DecisionTreeRegressor(criterion='mse', max_depth=2, max_features=None,
           max_leaf_nodes=None, min_impurity_decrease=0.0,
           min_impurity_split=None, min_samples_leaf=1,
           min_samples_split=2, min_weight_fraction_leaf=0.0,
           presort=False, random_state=None, splitter='best')

In [54]:
from sklearn.ensemble import GradientBoostingRegressor

gbrt = GradientBoostingRegressor(max_depth=2, n_estimators=3, learning_rate=1.0)
gbrt.fit(X_train, y_train)

GradientBoostingRegressor(alpha=0.9, criterion='friedman_mse', init=None,
             learning_rate=1.0, loss='ls', max_depth=2, max_features=None,
             max_leaf_nodes=None, min_impurity_decrease=0.0,
             min_impurity_split=None, min_samples_leaf=1,
             min_samples_split=2, min_weight_fraction_leaf=0.0,
             n_estimators=3, n_iter_no_change=None, presort='auto',
             random_state=None, subsample=1.0, tol=0.0001,
             validation_fraction=0.1, verbose=0, warm_start=False)

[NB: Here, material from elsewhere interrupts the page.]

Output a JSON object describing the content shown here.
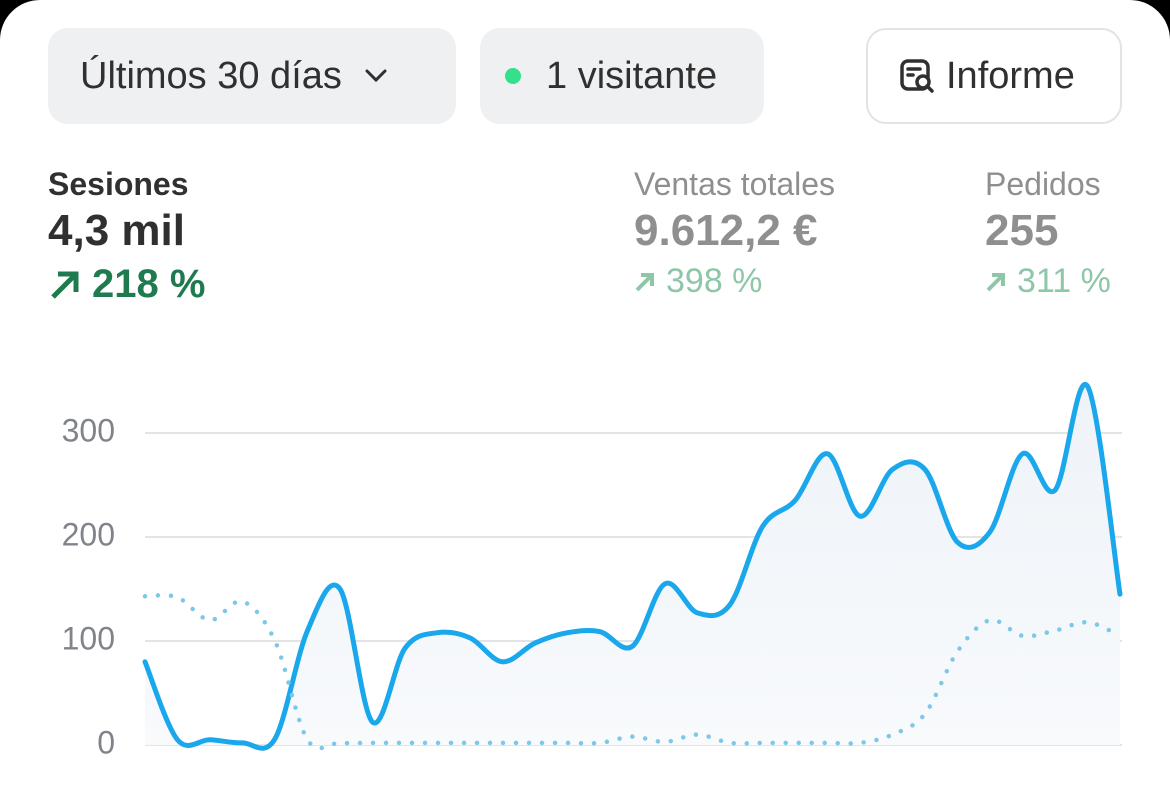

***To find the perfect number of trees it is optimal to use early stopping. A simple simple way to implement is with the staged_predict() metod:***

In [57]:
import numpy as np 
from sklearn.metrics import mean_squared_error
X_train, X_val, y_train, y_val = train_test_split(X,y)

gbrt= GradientBoostingRegressor(max_depth=2, n_estimators=120)
gbrt.fit(X_train, y_train)

errors = [mean_squared_error(y_val, y_pred)
         for y_pred in gbrt.staged_predict(X_val)]
bst_n_estimators = np.argmin(errors)

gbrt_best = GradientBoostingRegressor(max_depth=2, n_estimators=bst_n_estimators)
gbrt_best.fit(X_train, y_train)

GradientBoostingRegressor(alpha=0.9, criterion='friedman_mse', init=None,
             learning_rate=0.1, loss='ls', max_depth=2, max_features=None,
             max_leaf_nodes=None, min_impurity_decrease=0.0,
             min_impurity_split=None, min_samples_leaf=1,
             min_samples_split=2, min_weight_fraction_leaf=0.0,
             n_estimators=119, n_iter_no_change=None, presort='auto',
             random_state=None, subsample=1.0, tol=0.0001,
             validation_fraction=0.1, verbose=0, warm_start=False)

the above code trains the whole model and then picks the most accurate stage you can train the model in stages and stop training when it starts to overfit. 

In [66]:
gbrt = GradientBoostingRegressor(max_depth=2, warm_start=True)

min_val_error = float("inf")
error_going_up = 0
for n_estimators in range(1, 500):
    gbrt.n_estimators = n_estimators 
    gbrt.fit(X_train, y_train)
    y_pred = gbrt.predict(X_val)
    val_error = mean_squared_error(y_val, y_pred)
    if val_error < min_val_error:
        min_val_error = val_error
        error_going_up = 0
    else: 
        error_going_up += 1 
        if error_going_up == 5:
            break

In [67]:
n_estimators

215

# Stacking
short from stacked generalization. all of the models in the ensembles makes tpredictions and then a final predictor called a blender takes these predictions and makes the final prediction. 
if you are just using one layer of stacking you split your training data in two. 
you train your first layer of predictors with one set. then use the predictors to make predictions of the other set. these predictions act as inputs to your blender model. 

Sci-kit learn does not support stacking but it would be simple enough to implement your own version.